GOVERNMENT IS FAILING TO CURB DRINKING   

Emeritus Professor John Langley, of Otago University's Injury Prevention Research Unit, says assaults are rising steadily and he blames the Government for its failure to curb alcohol consumption.

A study published today in the New Zealand Medical Journal, co-authored by Langley and Dr Pauline Gulliver, examined the 8006 serious non-fatal assaults between 2000 and 2009 and is the first comprehensive statistical analysis of this category of violence in more than two decades.

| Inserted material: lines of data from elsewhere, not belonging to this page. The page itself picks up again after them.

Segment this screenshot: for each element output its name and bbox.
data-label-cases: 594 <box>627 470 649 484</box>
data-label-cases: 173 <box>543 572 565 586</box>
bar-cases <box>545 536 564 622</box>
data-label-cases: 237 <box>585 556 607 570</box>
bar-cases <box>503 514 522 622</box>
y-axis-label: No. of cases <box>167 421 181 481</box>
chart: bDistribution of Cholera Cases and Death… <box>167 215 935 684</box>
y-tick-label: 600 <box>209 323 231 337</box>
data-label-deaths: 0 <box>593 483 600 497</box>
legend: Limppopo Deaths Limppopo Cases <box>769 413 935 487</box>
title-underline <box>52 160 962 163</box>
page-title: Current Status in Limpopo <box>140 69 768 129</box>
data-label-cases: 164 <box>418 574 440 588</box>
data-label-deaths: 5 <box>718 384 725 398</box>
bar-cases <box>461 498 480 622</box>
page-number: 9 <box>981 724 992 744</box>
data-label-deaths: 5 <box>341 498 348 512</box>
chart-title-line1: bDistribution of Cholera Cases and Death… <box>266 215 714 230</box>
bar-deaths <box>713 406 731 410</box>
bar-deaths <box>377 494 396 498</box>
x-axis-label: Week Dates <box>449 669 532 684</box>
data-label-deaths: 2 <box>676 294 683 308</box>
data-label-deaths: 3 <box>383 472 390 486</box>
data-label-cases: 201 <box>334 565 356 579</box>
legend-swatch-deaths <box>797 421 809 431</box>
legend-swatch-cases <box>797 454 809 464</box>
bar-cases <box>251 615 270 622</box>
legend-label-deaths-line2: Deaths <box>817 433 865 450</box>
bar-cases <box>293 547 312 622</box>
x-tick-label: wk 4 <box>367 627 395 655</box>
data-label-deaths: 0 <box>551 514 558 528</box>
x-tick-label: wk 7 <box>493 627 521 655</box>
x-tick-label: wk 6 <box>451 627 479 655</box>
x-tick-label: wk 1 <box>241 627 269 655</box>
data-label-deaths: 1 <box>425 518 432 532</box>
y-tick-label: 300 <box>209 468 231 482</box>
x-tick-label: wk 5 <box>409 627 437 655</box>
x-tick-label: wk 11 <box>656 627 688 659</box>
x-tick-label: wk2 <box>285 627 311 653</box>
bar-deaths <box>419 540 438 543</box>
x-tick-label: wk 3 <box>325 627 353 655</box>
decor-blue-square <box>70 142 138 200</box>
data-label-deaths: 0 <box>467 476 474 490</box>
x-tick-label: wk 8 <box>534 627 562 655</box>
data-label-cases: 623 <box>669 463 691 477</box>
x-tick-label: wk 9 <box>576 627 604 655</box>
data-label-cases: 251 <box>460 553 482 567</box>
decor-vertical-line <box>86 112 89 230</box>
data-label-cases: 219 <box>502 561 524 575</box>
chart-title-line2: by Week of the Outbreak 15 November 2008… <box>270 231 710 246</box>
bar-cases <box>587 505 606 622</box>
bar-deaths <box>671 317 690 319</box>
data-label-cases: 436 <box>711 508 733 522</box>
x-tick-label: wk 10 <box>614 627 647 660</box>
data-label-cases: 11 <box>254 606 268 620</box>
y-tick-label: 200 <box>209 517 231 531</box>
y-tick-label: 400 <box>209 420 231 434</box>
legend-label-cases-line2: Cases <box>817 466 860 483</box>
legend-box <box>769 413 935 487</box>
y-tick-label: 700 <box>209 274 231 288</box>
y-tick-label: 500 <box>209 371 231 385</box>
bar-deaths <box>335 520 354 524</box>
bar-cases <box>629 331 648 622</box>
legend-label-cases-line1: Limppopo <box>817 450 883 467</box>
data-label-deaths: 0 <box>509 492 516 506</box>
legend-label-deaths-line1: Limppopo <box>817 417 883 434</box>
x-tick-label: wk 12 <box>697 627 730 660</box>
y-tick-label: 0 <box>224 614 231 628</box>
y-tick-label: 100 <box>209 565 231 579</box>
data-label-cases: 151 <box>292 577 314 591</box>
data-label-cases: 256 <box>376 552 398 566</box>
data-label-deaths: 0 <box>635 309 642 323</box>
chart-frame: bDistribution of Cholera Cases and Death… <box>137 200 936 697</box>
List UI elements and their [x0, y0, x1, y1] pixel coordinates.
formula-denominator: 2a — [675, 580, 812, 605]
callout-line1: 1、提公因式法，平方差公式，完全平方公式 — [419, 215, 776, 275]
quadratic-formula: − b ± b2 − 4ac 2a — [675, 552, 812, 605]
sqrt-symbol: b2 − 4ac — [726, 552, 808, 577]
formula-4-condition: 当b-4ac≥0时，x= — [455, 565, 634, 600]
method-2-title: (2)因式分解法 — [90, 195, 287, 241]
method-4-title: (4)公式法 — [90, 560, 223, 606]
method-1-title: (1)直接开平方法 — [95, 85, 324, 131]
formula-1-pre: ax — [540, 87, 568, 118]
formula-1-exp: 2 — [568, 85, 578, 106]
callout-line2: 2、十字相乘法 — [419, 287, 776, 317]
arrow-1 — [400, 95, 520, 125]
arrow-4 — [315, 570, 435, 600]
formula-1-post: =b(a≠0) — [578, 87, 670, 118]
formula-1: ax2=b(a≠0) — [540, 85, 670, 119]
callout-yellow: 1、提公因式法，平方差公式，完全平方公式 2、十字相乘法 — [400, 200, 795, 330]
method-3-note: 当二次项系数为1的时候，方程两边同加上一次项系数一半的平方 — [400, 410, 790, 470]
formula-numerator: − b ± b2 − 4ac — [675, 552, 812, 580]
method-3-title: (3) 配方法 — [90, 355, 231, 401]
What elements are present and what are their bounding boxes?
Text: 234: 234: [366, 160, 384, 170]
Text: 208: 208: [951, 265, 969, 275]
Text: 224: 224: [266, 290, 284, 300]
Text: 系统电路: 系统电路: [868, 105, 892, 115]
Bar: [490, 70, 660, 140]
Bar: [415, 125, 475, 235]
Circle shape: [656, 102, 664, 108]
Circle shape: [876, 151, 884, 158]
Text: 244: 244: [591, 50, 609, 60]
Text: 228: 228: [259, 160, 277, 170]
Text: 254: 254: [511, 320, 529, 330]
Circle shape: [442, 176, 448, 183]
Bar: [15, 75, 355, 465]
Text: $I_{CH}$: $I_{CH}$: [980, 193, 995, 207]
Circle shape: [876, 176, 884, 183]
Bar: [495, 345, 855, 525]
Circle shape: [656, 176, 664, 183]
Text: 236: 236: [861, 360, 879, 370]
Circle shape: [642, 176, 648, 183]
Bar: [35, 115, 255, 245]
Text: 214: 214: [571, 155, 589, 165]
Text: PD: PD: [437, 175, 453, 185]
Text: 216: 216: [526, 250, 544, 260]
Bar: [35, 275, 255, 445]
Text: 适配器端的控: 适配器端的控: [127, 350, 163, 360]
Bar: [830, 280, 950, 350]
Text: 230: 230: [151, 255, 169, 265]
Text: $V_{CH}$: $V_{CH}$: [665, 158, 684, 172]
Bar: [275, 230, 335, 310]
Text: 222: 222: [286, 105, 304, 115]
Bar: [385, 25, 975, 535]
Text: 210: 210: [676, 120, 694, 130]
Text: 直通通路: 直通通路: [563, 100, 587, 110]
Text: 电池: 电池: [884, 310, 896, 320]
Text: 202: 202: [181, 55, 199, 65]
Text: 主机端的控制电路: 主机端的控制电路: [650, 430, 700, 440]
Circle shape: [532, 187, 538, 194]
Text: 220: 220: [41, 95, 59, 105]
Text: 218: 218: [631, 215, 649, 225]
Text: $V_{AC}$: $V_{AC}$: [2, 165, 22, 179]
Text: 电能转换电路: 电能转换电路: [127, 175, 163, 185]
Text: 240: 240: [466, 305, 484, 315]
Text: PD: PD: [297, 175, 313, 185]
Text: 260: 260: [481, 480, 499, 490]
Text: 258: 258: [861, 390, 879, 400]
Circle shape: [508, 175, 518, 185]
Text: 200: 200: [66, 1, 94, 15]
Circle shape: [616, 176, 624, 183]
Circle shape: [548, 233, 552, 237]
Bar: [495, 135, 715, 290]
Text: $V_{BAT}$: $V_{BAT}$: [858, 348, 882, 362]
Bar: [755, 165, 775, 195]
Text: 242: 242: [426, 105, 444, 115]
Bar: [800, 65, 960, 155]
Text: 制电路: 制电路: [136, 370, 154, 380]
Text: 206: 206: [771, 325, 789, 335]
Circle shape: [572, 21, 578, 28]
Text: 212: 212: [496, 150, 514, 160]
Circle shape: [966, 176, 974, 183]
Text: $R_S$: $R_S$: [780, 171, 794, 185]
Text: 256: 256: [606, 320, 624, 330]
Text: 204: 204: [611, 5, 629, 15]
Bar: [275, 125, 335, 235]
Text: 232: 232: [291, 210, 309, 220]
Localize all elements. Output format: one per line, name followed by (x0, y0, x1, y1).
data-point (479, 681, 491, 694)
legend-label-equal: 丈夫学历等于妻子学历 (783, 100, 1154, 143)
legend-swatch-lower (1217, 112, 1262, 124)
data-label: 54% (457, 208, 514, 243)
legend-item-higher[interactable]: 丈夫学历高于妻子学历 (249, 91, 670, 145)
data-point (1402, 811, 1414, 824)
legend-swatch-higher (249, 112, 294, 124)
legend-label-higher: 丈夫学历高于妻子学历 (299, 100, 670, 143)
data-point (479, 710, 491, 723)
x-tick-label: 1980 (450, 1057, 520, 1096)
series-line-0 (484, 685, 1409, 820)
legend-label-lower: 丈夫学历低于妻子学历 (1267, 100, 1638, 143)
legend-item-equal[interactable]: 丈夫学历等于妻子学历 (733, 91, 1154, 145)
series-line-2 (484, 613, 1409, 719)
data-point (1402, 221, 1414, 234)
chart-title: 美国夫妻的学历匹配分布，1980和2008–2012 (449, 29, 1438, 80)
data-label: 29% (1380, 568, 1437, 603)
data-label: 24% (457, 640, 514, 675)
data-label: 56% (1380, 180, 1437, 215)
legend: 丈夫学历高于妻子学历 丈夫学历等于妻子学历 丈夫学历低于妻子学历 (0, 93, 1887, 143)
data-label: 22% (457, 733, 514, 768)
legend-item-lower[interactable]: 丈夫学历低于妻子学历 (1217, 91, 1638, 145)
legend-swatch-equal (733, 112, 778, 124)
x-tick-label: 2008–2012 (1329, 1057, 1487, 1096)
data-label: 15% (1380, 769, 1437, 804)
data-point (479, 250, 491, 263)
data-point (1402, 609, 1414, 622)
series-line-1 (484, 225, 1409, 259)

To be included as a serious assault for the study, the victim had to have a 6 per cent or worse chance of dying from their injuries.

''The trends we have observed are concerning, especially since there is no evidence of any recent abatement. This raises questions about our efforts to reduce such harm,'' Langley said.

''It also brings into focus the need for the Government to effectively tackle the alcohol issue if it wants to significantly reduce serious assaults.''

Seventy-six per cent of victims were male and, in the 15-24 age group, the number of serious assaults had risen markedly between 2004 and 2009, he said.

Bodily force was the most common method of injury, reported in nearly half the cases, followed by use of a blunt object. The third most prominent cause of serious injury was a sharp object or knife.

Head injury accounted for 72.6 per cent of all serious non-fatal injuries.

Maori accounted for 48 per cent of female serious assaults and 32 per cent of males.

Pacific Island people had a rate only slightly lower than for Maori males.

Excessive alcohol consumption was a common factor in the assault incidents, which frequently featured young to middle-age males beating up similarly aged males, Langley said.

''One of the key messages from the paper is 80 per cent of the problem is males. Most of those males are being assaulted by other males, and guess what the fuel is? It's alcohol.''

He said the Government needed to make alcohol harder to buy, and its lack of action was ''inexcusable''.

''The one thing they [the Government] could do right now is put greater control on alcohol availability.''

He said that while ''we've missed out on taking the purchasing age back up to 20'', higher taxation and stricter marketing rules would help reduce alcohol-related assaults.

''The one thing that struck me [from the study] is the increase in brawling with fists or solid objects,'' he said.

''What's going up is the brawling ... I think that's just associated with the alcohol.''

For the 2011-12 year, police reported 10,340 serious assaults resulting in injury. Their reporting criteria are different from that of Langley.